Ketika aku terbangun keesokan paginya, udara pagi yang sejuk menyelimuti tubuhku. Matahari mulai menyusup melalui celah-celah jendela, memancarkan cahaya lembut di ruangan. Aneh, pikirku. Rasanya tubuhku lebih ringan, jauh lebih sehat dari sebelumnya. Batuk yang beberapa hari terakhir sering menyerangku tiba-tiba mereda, dan tubuhku yang biasanya lemas seperti mendapat energi baru.

Aku menggerakkan tubuhku perlahan, memastikan bahwa semua ini bukan sekadar perasaan. Tidak, memang benar. Aku merasa lebih baik. Jauh lebih baik. Rasa sakit yang selama ini membuatku susah tidur lenyap begitu saja.

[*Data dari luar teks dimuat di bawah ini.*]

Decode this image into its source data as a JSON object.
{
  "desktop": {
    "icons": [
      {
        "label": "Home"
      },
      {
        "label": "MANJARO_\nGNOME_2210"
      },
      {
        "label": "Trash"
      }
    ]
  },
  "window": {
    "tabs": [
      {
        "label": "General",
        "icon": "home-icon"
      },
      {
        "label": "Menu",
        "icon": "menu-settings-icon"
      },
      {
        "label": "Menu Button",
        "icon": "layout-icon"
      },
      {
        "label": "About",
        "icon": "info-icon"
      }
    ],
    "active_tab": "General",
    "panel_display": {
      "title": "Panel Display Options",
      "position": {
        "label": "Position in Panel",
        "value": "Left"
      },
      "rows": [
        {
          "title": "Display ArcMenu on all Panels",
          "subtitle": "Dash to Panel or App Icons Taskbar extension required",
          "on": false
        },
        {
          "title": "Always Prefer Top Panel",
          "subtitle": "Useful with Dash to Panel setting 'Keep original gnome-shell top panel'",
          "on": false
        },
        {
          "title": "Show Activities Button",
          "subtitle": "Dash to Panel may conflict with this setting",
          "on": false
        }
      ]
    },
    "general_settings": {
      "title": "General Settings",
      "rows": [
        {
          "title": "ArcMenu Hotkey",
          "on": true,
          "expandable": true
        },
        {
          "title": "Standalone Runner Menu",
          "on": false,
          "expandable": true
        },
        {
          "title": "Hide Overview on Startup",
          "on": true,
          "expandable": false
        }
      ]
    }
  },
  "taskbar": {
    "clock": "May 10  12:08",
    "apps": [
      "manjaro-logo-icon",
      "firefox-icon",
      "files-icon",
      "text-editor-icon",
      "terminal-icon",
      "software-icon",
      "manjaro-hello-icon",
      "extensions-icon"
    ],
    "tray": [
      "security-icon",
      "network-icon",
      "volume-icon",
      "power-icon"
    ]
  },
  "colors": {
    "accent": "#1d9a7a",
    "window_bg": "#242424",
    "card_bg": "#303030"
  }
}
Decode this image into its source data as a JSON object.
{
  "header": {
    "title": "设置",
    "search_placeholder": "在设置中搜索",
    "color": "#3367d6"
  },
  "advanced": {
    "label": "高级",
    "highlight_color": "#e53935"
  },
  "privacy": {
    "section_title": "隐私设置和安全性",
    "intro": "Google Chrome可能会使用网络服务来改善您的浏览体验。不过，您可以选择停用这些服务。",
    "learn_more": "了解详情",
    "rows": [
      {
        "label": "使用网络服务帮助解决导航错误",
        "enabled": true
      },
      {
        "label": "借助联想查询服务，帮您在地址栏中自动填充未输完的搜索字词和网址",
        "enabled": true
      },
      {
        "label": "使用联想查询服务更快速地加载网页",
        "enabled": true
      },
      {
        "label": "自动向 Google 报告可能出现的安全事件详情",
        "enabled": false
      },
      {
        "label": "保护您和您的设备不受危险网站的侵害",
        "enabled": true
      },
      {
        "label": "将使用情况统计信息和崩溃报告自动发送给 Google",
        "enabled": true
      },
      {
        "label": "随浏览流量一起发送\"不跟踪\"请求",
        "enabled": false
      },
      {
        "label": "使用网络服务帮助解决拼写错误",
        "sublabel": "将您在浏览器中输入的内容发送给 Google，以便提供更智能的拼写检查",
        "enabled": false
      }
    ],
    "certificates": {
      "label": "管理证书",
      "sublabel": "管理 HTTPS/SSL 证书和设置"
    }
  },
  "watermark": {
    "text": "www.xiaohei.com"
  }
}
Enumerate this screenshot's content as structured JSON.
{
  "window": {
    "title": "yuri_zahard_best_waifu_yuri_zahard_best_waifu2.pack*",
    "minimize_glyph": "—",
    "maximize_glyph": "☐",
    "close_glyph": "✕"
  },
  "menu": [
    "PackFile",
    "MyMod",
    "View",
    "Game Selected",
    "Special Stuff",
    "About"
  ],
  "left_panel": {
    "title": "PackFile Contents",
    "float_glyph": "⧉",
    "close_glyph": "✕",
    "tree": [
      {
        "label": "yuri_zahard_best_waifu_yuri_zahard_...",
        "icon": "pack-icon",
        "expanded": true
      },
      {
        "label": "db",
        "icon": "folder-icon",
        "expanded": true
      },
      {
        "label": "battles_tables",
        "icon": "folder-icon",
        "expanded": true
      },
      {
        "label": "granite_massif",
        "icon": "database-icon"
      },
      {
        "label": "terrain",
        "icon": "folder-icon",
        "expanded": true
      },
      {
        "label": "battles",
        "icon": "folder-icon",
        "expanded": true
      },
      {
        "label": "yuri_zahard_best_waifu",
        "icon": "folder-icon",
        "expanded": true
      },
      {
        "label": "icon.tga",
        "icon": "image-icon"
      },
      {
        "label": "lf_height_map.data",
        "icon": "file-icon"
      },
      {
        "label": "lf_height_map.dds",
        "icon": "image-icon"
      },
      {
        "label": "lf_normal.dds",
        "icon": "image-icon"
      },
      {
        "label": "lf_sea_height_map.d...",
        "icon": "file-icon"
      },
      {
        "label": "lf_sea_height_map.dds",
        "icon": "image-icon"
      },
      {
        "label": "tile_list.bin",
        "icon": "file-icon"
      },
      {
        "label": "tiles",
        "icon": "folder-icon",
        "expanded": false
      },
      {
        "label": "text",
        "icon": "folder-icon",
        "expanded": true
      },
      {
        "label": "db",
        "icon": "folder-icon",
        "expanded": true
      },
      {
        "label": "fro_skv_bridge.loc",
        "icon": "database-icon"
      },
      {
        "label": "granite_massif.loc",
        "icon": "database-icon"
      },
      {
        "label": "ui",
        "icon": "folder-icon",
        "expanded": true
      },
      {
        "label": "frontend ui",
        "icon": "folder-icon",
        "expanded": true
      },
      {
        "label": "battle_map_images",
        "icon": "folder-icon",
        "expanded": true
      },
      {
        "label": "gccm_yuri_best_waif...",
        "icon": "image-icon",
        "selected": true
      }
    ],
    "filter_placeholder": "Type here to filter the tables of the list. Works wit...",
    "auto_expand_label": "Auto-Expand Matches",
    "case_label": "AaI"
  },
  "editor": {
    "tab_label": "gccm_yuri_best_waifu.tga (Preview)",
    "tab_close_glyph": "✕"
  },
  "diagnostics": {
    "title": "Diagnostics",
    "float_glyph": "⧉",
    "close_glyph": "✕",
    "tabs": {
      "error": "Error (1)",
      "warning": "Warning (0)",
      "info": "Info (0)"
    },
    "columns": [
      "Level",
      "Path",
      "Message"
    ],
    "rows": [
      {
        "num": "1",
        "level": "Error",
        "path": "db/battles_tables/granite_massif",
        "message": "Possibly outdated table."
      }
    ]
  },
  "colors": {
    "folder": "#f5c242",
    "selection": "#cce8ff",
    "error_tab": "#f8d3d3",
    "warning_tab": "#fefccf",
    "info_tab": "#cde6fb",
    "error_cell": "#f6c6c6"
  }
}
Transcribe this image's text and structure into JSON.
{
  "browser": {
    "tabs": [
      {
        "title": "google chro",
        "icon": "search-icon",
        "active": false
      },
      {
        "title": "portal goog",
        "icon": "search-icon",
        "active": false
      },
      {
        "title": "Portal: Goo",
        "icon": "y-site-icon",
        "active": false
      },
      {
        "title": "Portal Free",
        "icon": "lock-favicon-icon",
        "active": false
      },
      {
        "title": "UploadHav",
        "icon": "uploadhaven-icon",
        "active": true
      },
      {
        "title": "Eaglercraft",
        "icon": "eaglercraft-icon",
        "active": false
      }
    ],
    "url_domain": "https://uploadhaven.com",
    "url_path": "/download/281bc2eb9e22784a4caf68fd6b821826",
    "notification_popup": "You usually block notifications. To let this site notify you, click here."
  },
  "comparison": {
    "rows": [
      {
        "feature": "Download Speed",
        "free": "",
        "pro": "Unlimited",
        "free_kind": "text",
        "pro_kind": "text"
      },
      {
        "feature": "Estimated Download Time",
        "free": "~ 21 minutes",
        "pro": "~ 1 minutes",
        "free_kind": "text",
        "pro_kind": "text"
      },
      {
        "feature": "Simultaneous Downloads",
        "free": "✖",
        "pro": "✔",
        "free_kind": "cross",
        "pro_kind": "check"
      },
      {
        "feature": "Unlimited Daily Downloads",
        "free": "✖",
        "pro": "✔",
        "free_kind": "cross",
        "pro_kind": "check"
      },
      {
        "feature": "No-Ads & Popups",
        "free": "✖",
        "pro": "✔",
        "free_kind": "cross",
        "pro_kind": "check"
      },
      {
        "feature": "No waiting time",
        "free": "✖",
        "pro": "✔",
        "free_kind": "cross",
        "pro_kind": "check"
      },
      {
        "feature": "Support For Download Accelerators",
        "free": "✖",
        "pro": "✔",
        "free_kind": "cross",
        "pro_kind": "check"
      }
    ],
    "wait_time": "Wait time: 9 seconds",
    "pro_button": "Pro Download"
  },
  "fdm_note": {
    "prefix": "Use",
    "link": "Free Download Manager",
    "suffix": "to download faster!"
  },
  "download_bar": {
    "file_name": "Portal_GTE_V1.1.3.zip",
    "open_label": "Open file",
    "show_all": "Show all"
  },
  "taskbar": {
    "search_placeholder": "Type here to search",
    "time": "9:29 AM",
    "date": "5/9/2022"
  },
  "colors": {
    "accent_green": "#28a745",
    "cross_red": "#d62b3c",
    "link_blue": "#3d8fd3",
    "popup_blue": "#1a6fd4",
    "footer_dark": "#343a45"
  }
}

"Alhamdulillah," bisikku, bersyukur dalam hati.

Aku melirik jam di dinding, masih pagi, tapi Ayah dan Ibu pasti sudah bangun. Dengan langkah ringan, aku menuju dapur, dan melihat mereka sudah duduk di meja makan, terlihat terkejut saat melihatku.

"Nur? Kamu terlihat lebih segar pagi ini," kata Ibu dengan nada heran, tapi matanya terlihat lega.

Aku mengangguk, masih tak percaya dengan perubahan yang kurasakan. "Iya, Bu. Rasanya jauh lebih baik."

Ayah hanya tersenyum kecil dari balik koran yang sedang dibacanya. "Mungkin semalam kamu memang cuma butuh istirahat. Lihat? Sekarang kamu kembali sehat."

Aku duduk di meja, mencoba mencerna semuanya. Apakah itu benar? Apakah ketakutan yang kurasakan hanya karena kelelahan dan pikiran negatif yang menguasai? Atau ada hal lain yang aku belum pahami?